"Büyükler bize yalan söylemişti. Whit bize yalan söylemişti. Babam... bana yalan söylemişti.Son yirmi dört saattir kalbim, aklımın kabullenemediği şeyi aslında biliyordu. Hepsi gerçeği biliyordu.
... hepsi yalansa, neye inanacaktım ki ben? Neyin hakikat neyin uydurma olduğuna dair en ufak bir fikrim kalmamıştı. Tüm çocukluğum boyunca beynim yıkanmıştı. Artık kendi başımaydım. Güvenecek kimsem yoktu."
Nükleer bir bombanın tüm dünyayı yok ettiği Üçüncü Dünya Savaşı'ndan kaçmayı başaran bir grup insan, Alaska'nın balta girmemiş ormanlarında kendilerine yeni bir hayat kurmuşlardı. Son otuz yıldır, dış dünyada hâlâ yaşıyor olabilecek tüm insanlardan saklanarak doğayla iç içe bir yaşam sürdürmüşlerdi.

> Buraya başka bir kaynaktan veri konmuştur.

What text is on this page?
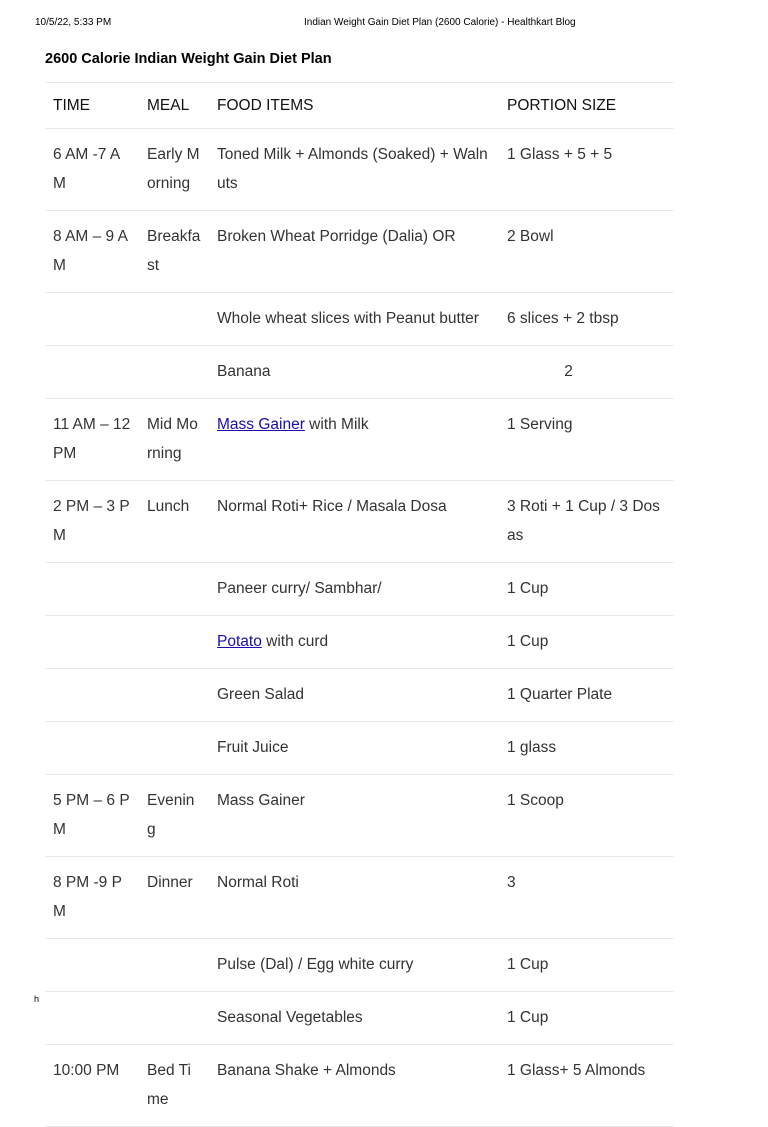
10/5/22, 5:33 PM	Indian Weight Gain Diet Plan (2600 Calorie) - Healthkart Blog
2600 Calorie Indian Weight Gain Diet Plan
TIME	MEAL	FOOD ITEMS	PORTION SIZE
6 AM -7 AM	Early Morning	Toned Milk + Almonds (Soaked) + Walnuts	1 Glass + 5 + 5
8 AM – 9 AM	Breakfast	Broken Wheat Porridge (Dalia) OR	2 Bowl
		Whole wheat slices with Peanut butter	6 slices + 2 tbsp
		Banana	2
11 AM – 12 PM	Mid Morning	Mass Gainer with Milk	1 Serving
2 PM – 3 PM	Lunch	Normal Roti+ Rice / Masala Dosa	3 Roti + 1 Cup / 3 Dosas
		Paneer curry/ Sambhar/	1 Cup
		Potato with curd	1 Cup
		Green Salad	1 Quarter Plate
		Fruit Juice	1 glass
5 PM – 6 PM	Evening	Mass Gainer	1 Scoop
8 PM -9 PM	Dinner	Normal Roti	3
		Pulse (Dal) / Egg white curry	1 Cup
		Seasonal Vegetables	1 Cup
10:00 PM	Bed Time	Banana Shake + Almonds	1 Glass+ 5 Almonds
h
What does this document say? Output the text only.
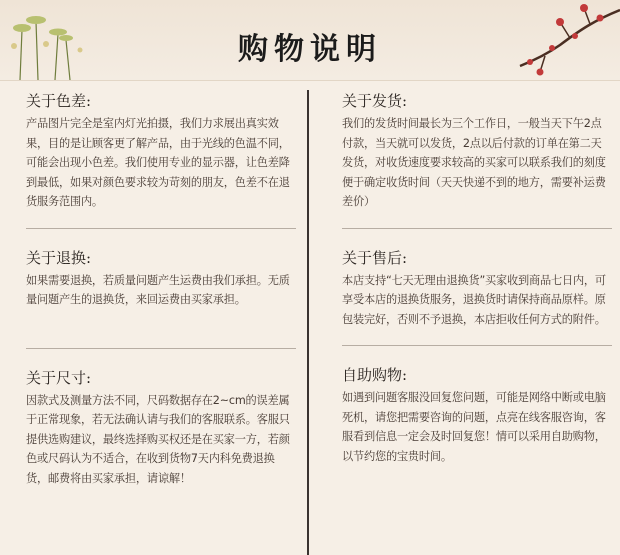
购物说明
关于色差:

产品图片完全是室内灯光拍摄，我们力求展出真实效果，目的是让顾客更了解产品，由于光线的色温不同，可能会出现小色差。我们使用专业的显示器，让色差降到最低，如果对颜色要求较为苛刻的朋友，色差不在退货服务范围内。

关于退换:

如果需要退换，若质量问题产生运费由我们承担。无质量问题产生的退换货，来回运费由买家承担。

关于尺寸:

因款式及测量方法不同，尺码数据存在2~cm的误差属于正常现象，若无法确认请与我们的客服联系。客服只提供选购建议，最终选择购买权还是在买家一方，若颜色或尺码认为不适合，在收到货物7天内科免费退换货，邮费将由买家承担，请谅解！

关于发货:

我们的发货时间最长为三个工作日，一般当天下午2点付款，当天就可以发货，2点以后付款的订单在第二天发货，对收货速度要求较高的买家可以联系我们的刻度便于确定收货时间（天天快递不到的地方，需要补运费差价）

关于售后:

本店支持“七天无理由退换货”买家收到商品七日内，可享受本店的退换货服务，退换货时请保持商品原样。原包装完好，否则不予退换，本店拒收任何方式的附件。

自助购物:

如遇到问题客服没回复您问题，可能是网络中断或电脑死机，请您把需要咨询的问题，点亮在线客服咨询，客服看到信息一定会及时回复您！情可以采用自助购物，以节约您的宝贵时间。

En azından tüm hayatı boyunca Juneau'ya anlatılan gerçek buydu.
Juneau bir gün avdan döndüğünde tüm klanının kaçırılmış olduğunu görür ve onları kurtarmak için yola çıkar. Hayatında ilk defa yaşadığı bölgenin sınırları dışına çıkan Juneau, korkutucu bir gerçekle karşı karşıya kalır: Üçüncü Dünya Savaşı hiç yaşanmamış, şehirler yok olmamıştır ve dünya yerli yerinde durmaktadır. Ona anlatılan her şey koca bir yalandan ibarettir.
Yaşadığı bu büyük şokun ardından Juneau şimdi varlığından bihaber olduğu bu modern dünyada kendini kaybetmiş bir halde savrulup durur. Ailesini ve arkadaşlarını kurtarmak için bir yol bulmaya çalışırken, Juneau'nun geçmişi hakkındaki olağanüstü gerçeği bilen bir kişi de onun peşindedir.